Surgery for Congenital Heart Disease

Discussion

Dr J. Brown (Indianapolis, Ind). We at Indianapolis completely agree with your comments that you should try to reconstruct the pulmonary valve every time you have to cross the annulus. We have used the polytetrafluoroethylene (Gore-Tex; WL Gore and Associates, Flagstaff, Ariz) monocusp.

The illustrations in your presentation look similar to the illustrations of the monocusp with the exception that you sew the edge of your pericardial patch augmentation to the residual cut edges of the leaflet that you cut across. And when your annulus is only 6 mm, and I look at those valves, they’re so dysplastic, sewing a pericardial patch to the edges of the leaflets just seems kind of difficult in a 3-, 4-, or 5-month-old child.
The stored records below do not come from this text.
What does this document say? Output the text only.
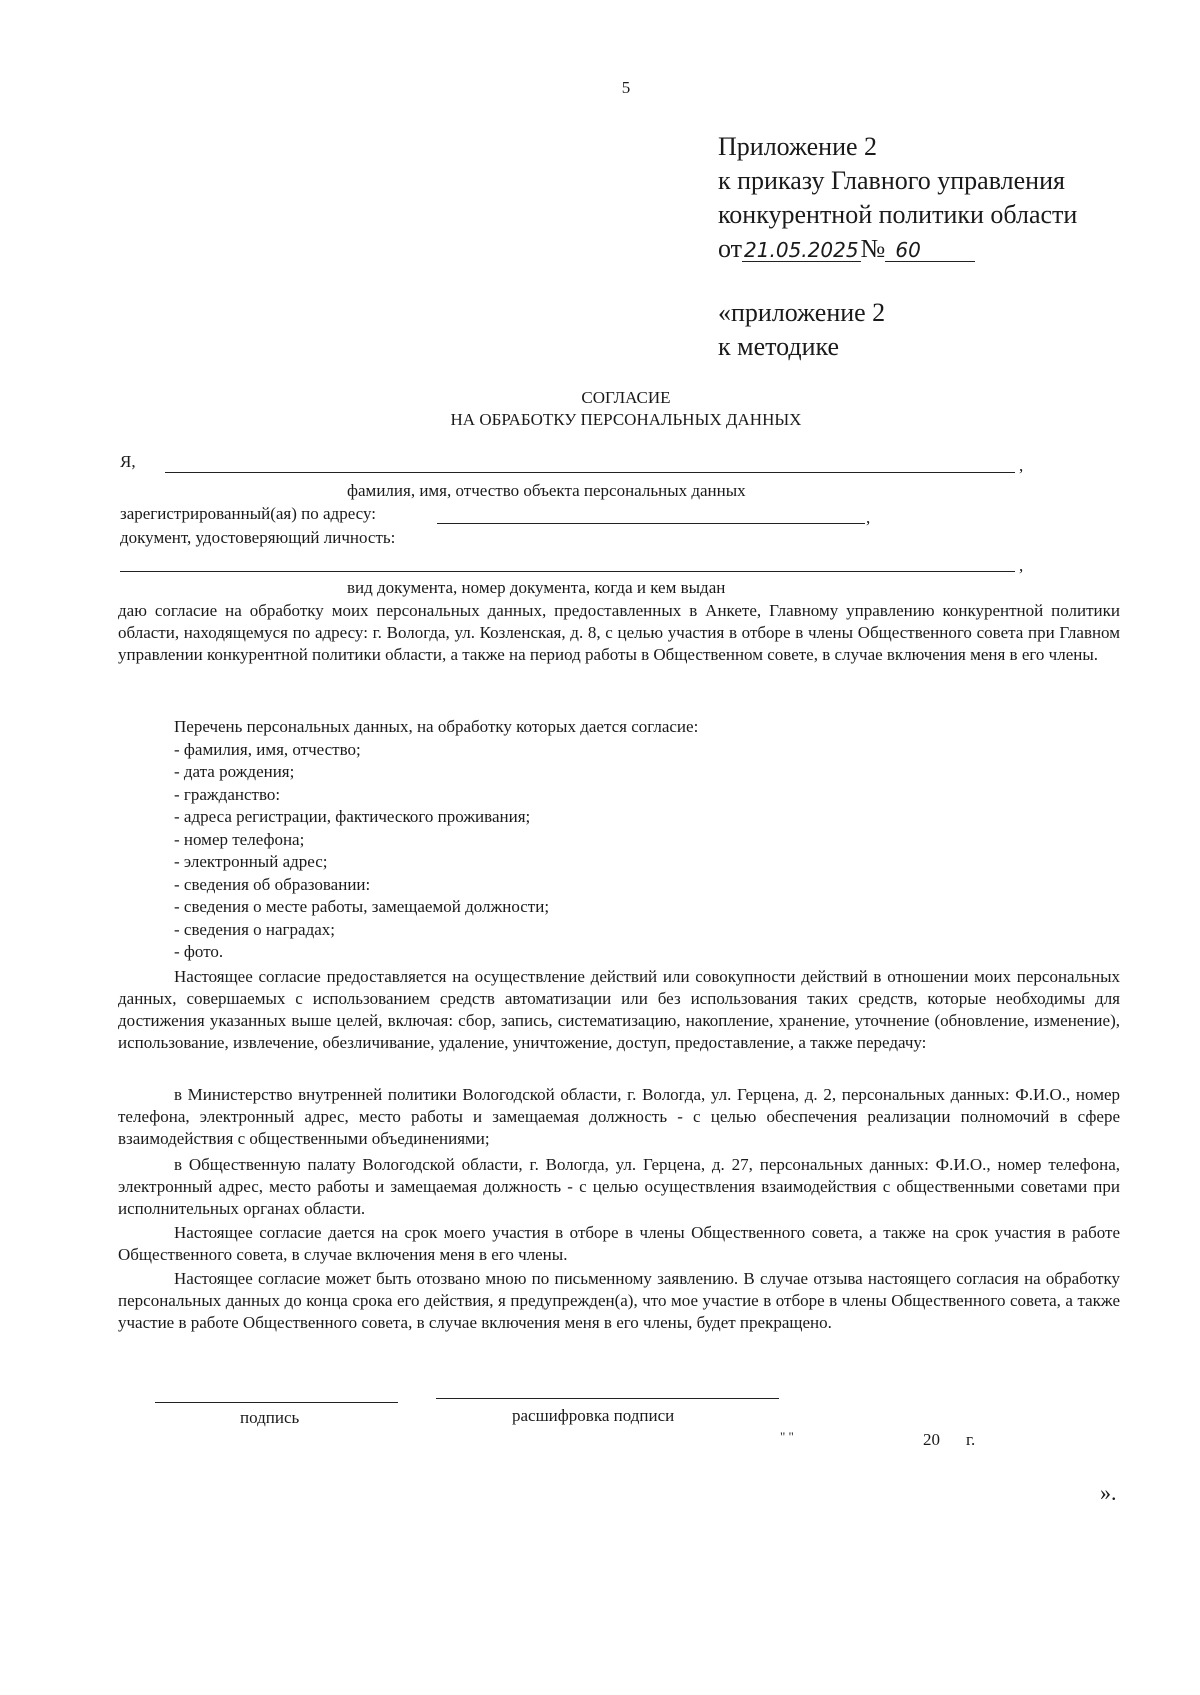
5
Приложение 2
к приказу Главного управления
конкурентной политики области
от 21.05.2025№ 60
«приложение 2
к методике
СОГЛАСИЕ
НА ОБРАБОТКУ ПЕРСОНАЛЬНЫХ ДАННЫХ
Я,	,
фамилия, имя, отчество объекта персональных данных
зарегистрированный(ая) по адресу:	,
документ, удостоверяющий личность:
,
вид документа, номер документа, когда и кем выдан
даю согласие на обработку моих персональных данных, предоставленных в Анкете, Главному управлению конкурентной политики области, находящемуся по адресу: г. Вологда, ул. Козленская, д. 8, с целью участия в отборе в члены Общественного совета при Главном управлении конкурентной политики области, а также на период работы в Общественном совете, в случае включения меня в его члены.
Перечень персональных данных, на обработку которых дается согласие:
- фамилия, имя, отчество;
- дата рождения;
- гражданство:
- адреса регистрации, фактического проживания;
- номер телефона;
- электронный адрес;
- сведения об образовании:
- сведения о месте работы, замещаемой должности;
- сведения о наградах;
- фото.
Настоящее согласие предоставляется на осуществление действий или совокупности действий в отношении моих персональных данных, совершаемых с использованием средств автоматизации или без использования таких средств, которые необходимы для достижения указанных выше целей, включая: сбор, запись, систематизацию, накопление, хранение, уточнение (обновление, изменение), использование, извлечение, обезличивание, удаление, уничтожение, доступ, предоставление, а также передачу:
в Министерство внутренней политики Вологодской области, г. Вологда, ул. Герцена, д. 2, персональных данных: Ф.И.О., номер телефона, электронный адрес, место работы и замещаемая должность - с целью обеспечения реализации полномочий в сфере взаимодействия с общественными объединениями;
в Общественную палату Вологодской области, г. Вологда, ул. Герцена, д. 27, персональных данных: Ф.И.О., номер телефона, электронный адрес, место работы и замещаемая должность - с целью осуществления взаимодействия с общественными советами при исполнительных органах области.
Настоящее согласие дается на срок моего участия в отборе в члены Общественного совета, а также на срок участия в работе Общественного совета, в случае включения меня в его члены.
Настоящее согласие может быть отозвано мною по письменному заявлению. В случае отзыва настоящего согласия на обработку персональных данных до конца срока его действия, я предупрежден(а), что мое участие в отборе в члены Общественного совета, а также участие в работе Общественного совета, в случае включения меня в его члены, будет прекращено.
подпись	расшифровка подписи
" "	20 г.
».
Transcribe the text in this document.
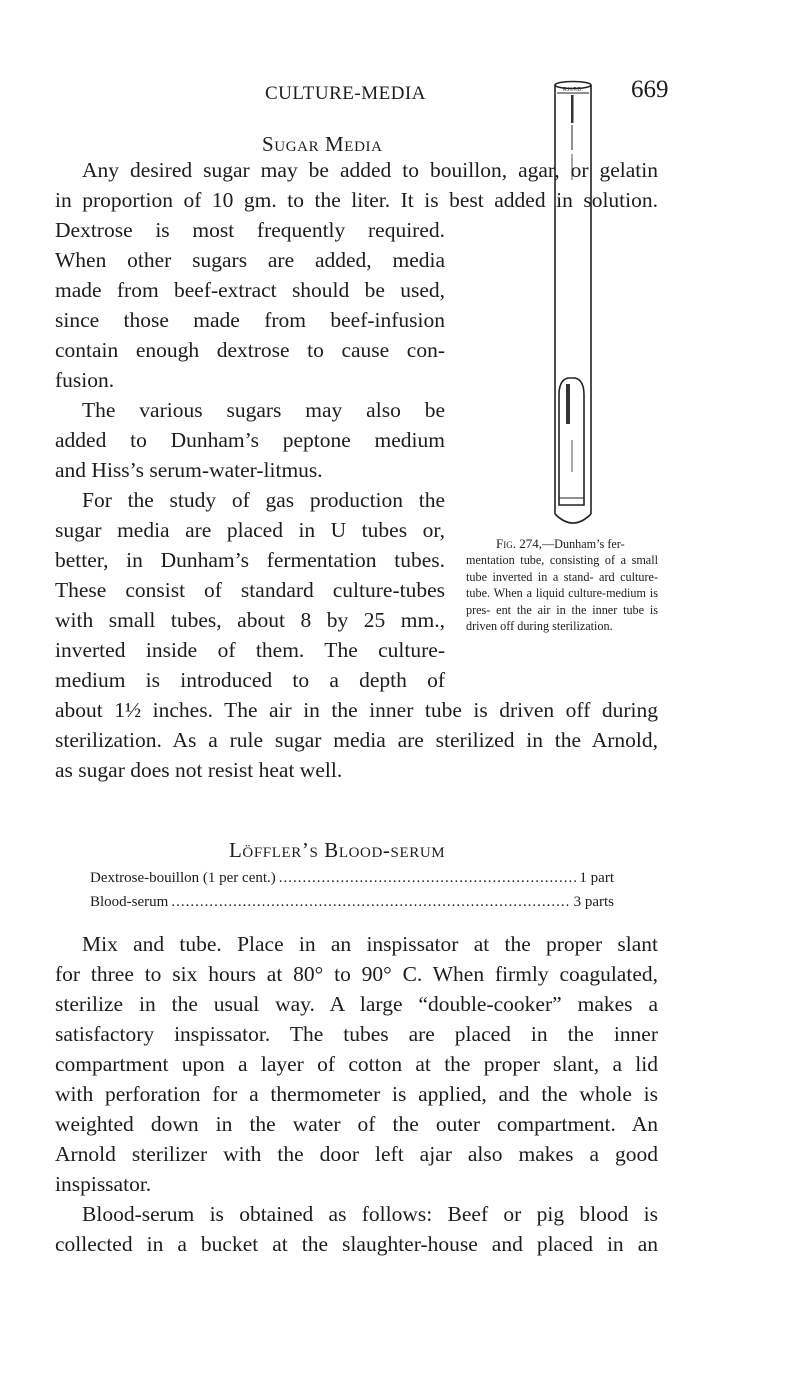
CULTURE-MEDIA	669
Sugar Media
Any desired sugar may be added to bouillon, agar, or gelatin
in proportion of 10 gm. to the liter. It is best added in solution.
Dextrose is most frequently required.
When other sugars are added, media
made from beef-extract should be used,
since those made from beef-infusion
contain enough dextrose to cause con-
fusion.
The various sugars may also be
added to Dunham’s peptone medium
and Hiss’s serum-water-litmus.
For the study of gas production the
sugar media are placed in U tubes or,
better, in Dunham’s fermentation tubes.
These consist of standard culture-tubes
with small tubes, about 8 by 25 mm.,
inverted inside of them. The culture-
medium is introduced to a depth of
about 1½ inches. The air in the inner tube is driven off during
sterilization. As a rule sugar media are sterilized in the Arnold,
as sugar does not resist heat well.
R.H.T.D.
Fig. 274,—Dunham’s fer-
mentation tube, consisting of a small tube inverted in a stand- ard culture-tube. When a liquid culture-medium is pres- ent the air in the inner tube is driven off during sterilization.
Löffler’s Blood-serum
Dextrose-bouillon (1 per cent.) .....	1 part
Blood-serum .....	3 parts
Mix and tube. Place in an inspissator at the proper slant
for three to six hours at 80° to 90° C. When firmly coagulated,
sterilize in the usual way. A large “double-cooker” makes a
satisfactory inspissator. The tubes are placed in the inner
compartment upon a layer of cotton at the proper slant, a lid
with perforation for a thermometer is applied, and the whole is
weighted down in the water of the outer compartment. An
Arnold sterilizer with the door left ajar also makes a good
inspissator.
Blood-serum is obtained as follows: Beef or pig blood is
collected in a bucket at the slaughter-house and placed in an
So I wonder, the patches that you actually sew into these patients must be much wider than the rest of the cusps put together to get an annulus diameter big enough for that child.

When we originally started using polytetrafluoroethylene (Gore-Tex) monocusps, we sewed them to the pulmonary artery wall rather than the residual leaflet tissue. They were big enough to be draped across the back of the RVOT so that it made it a monocusp. How do your patch dimensions compare with our polytetrafluoroethylene (Gore-Tex) monocusps? We know that our polytetrafluoroethylene (Gore-Tex) monocusps last 2 or 3 years, and I am interested to find out whether these pericardial cusp augmentations will last even a longer period of time. So that’s the first question. Is there really a difference between your technique and what we’ve been doing for 10 or 12 years?

Dr Anagnostopoulos. I think the difference is that by suturing the pericardial tissue into the native valve apparatus, we try to use the hinge mechanism of the valve and make it coapt with the rest of the tissue. That cannot be done in the subset of patients in whom the annulus is less than 4 or 5 mm, and in very dysplastic valves. In these patients, the transannular patch is still our technique of choice.

To answer your question, I think, yes, our cusp is bigger than the monocusp, the way I understand it by looking at your illustrations. The monocusp is a technique that we don’t use at UCSF. The pericardium is more pliable and gives you more lead to be able to use a wider patch than the traditional monocusp.

Dr Brown. My second question is that at least in people who have used a biologic monocusp, a cusp from a homograft, autologous pericardium, or bovine pericardium, none of them have remained functional after about 3 or 4 months. Your follow-up is 7.5 months, on average, with a follow-up of more than 2 years. Do you think your monocusps for some reason are going to be more durable than those of everybody else who has tried the biologic monocusp?

Dr Anagnostopoulos. The only reason why this could happen, if it does (and as you said, we don’t have the data yet), is because it is attached to the valve tissue itself. The theoretic potential of growth of the remaining native valve tissue exists. I think only time will tell.

Dr Brown. About 25 patients, or 27% of your patients, who had the cusp augmentation had moderate to severe PI. What do those cusps that failed look like? Are they fixed in the open position, as I would expect? Are they still mobile and they just weren’t sized right? Why do 25% of your patients have moderate to severe PI early after operation?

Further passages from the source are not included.